Temperature and Brewing Time:
Things that additionally affect the EGCG content and antioxidant potential include your water temperature and brewing time. While following general time and temperature recommendations is great for brewing a cup of tea for flavor, if you care about getting the most health-boosting benefits of a cup of tea, Acne Einstein has found:
- Brewing with hotter water results in more antioxidants in the tea
- Steeping for three to five minutes is better than less time
This goes against the usual tea rules for different types (green tea is usually brewed with water at 175 degrees F and for just a minute or so), so you might get a stronger-tasting or even bitter cup, depending on the leaves. Oolong teas, however, often do well with longer steeping time and higher temperatures.

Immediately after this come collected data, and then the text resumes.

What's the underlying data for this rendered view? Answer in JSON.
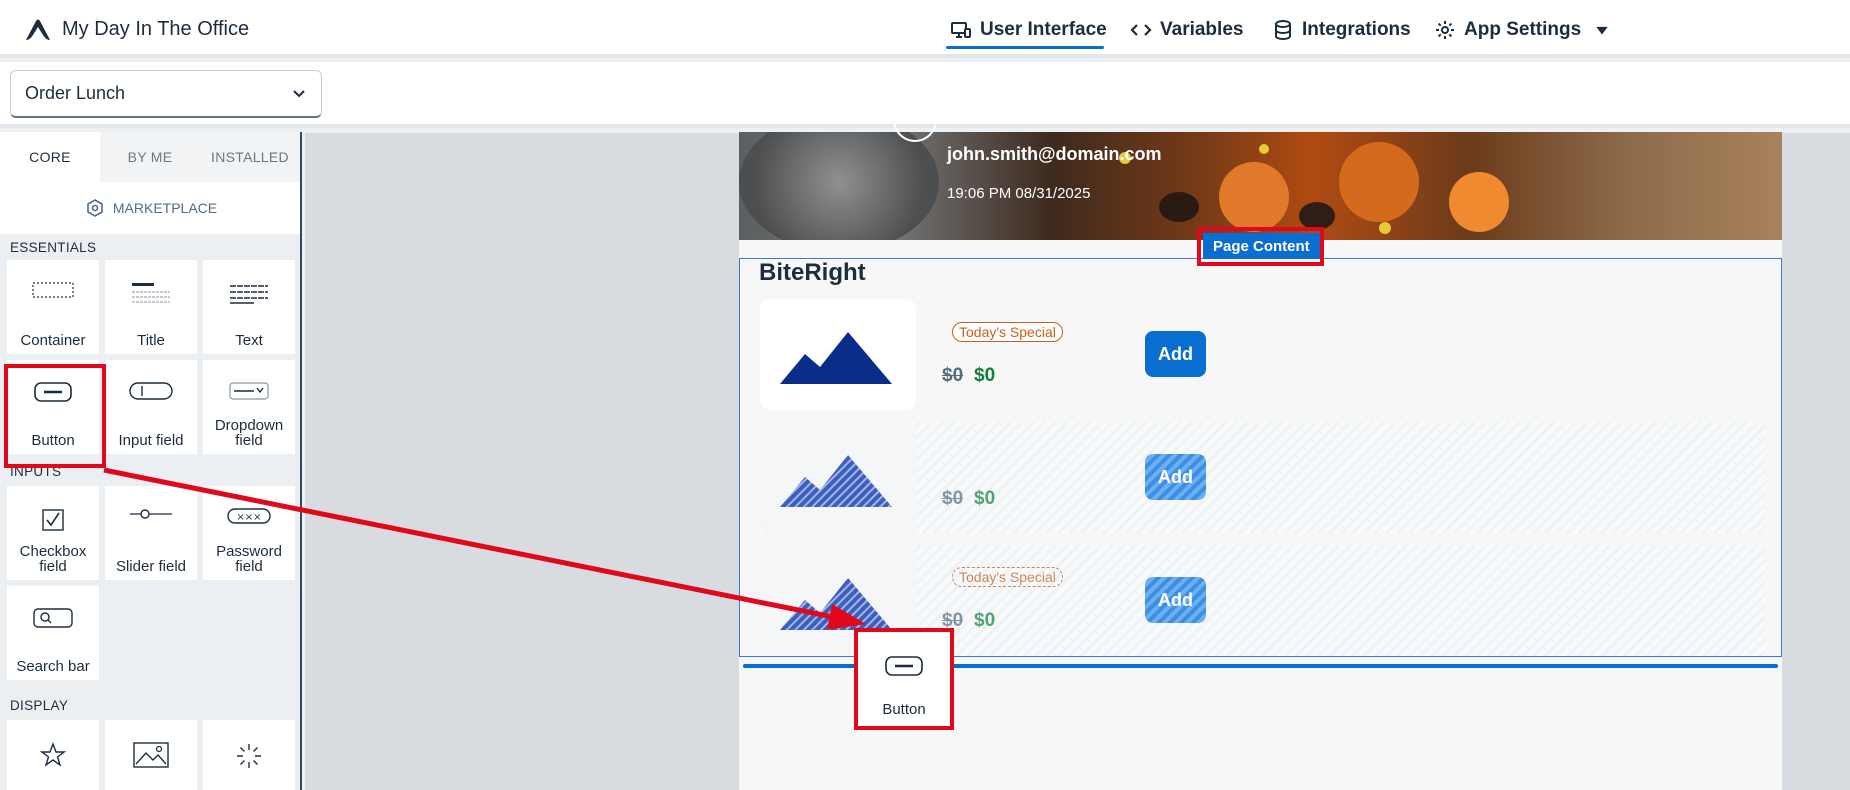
{
  "header": {
    "app_title": "My Day In The Office",
    "nav": {
      "user_interface": "User Interface",
      "variables": "Variables",
      "integrations": "Integrations",
      "app_settings": "App Settings"
    }
  },
  "page_selector": {
    "value": "Order Lunch"
  },
  "left_panel": {
    "tabs": [
      "CORE",
      "BY ME",
      "INSTALLED"
    ],
    "marketplace": "MARKETPLACE",
    "sections": {
      "essentials": "ESSENTIALS",
      "inputs": "INPUTS",
      "display": "DISPLAY"
    },
    "essentials": [
      "Container",
      "Title",
      "Text",
      "Button",
      "Input field",
      "Dropdown field"
    ],
    "inputs": [
      "Checkbox field",
      "Slider field",
      "Password field",
      "Search bar"
    ]
  },
  "canvas": {
    "hero": {
      "email": "john.smith@domain.com",
      "timestamp": "19:06 PM 08/31/2025"
    },
    "page_content_badge": "Page Content",
    "heading": "BiteRight",
    "rows": [
      {
        "badge": "Today's Special",
        "old_price": "$0",
        "new_price": "$0",
        "button": "Add"
      },
      {
        "badge": "",
        "old_price": "$0",
        "new_price": "$0",
        "button": "Add"
      },
      {
        "badge": "Today's Special",
        "old_price": "$0",
        "new_price": "$0",
        "button": "Add"
      }
    ],
    "drag_tile_label": "Button"
  },
  "colors": {
    "accent": "#0a6ed1",
    "highlight_box": "#e0081d",
    "price_green": "#107e3e",
    "badge_orange": "#c8601a"
  }
}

How Many Cups to Drink a Day:
Most of the studies suggest the more cups of tea you drink a day (e.g., five or more), the better, but some also found benefits with just two to three cups a day, which is what nurse practitioner and physician assistants network Advanced Healthcare recommends for patients as a "simple healthy lifestyle strategy." (Don't worry, tea is hydrating and doesn't act as a diuretic.) The two-to-three cups a day recommendation fits in with most supplements' 200 mg EGCG recommended daily serving.
All this said, it's silly to guzzle down thermoses of tea if you don't enjoy it. Even if you prefer stronger drinks like coffee, however, you might be surprised to learn you might just enjoy a good cup of tea too (and get the health effects as a nice side benefit).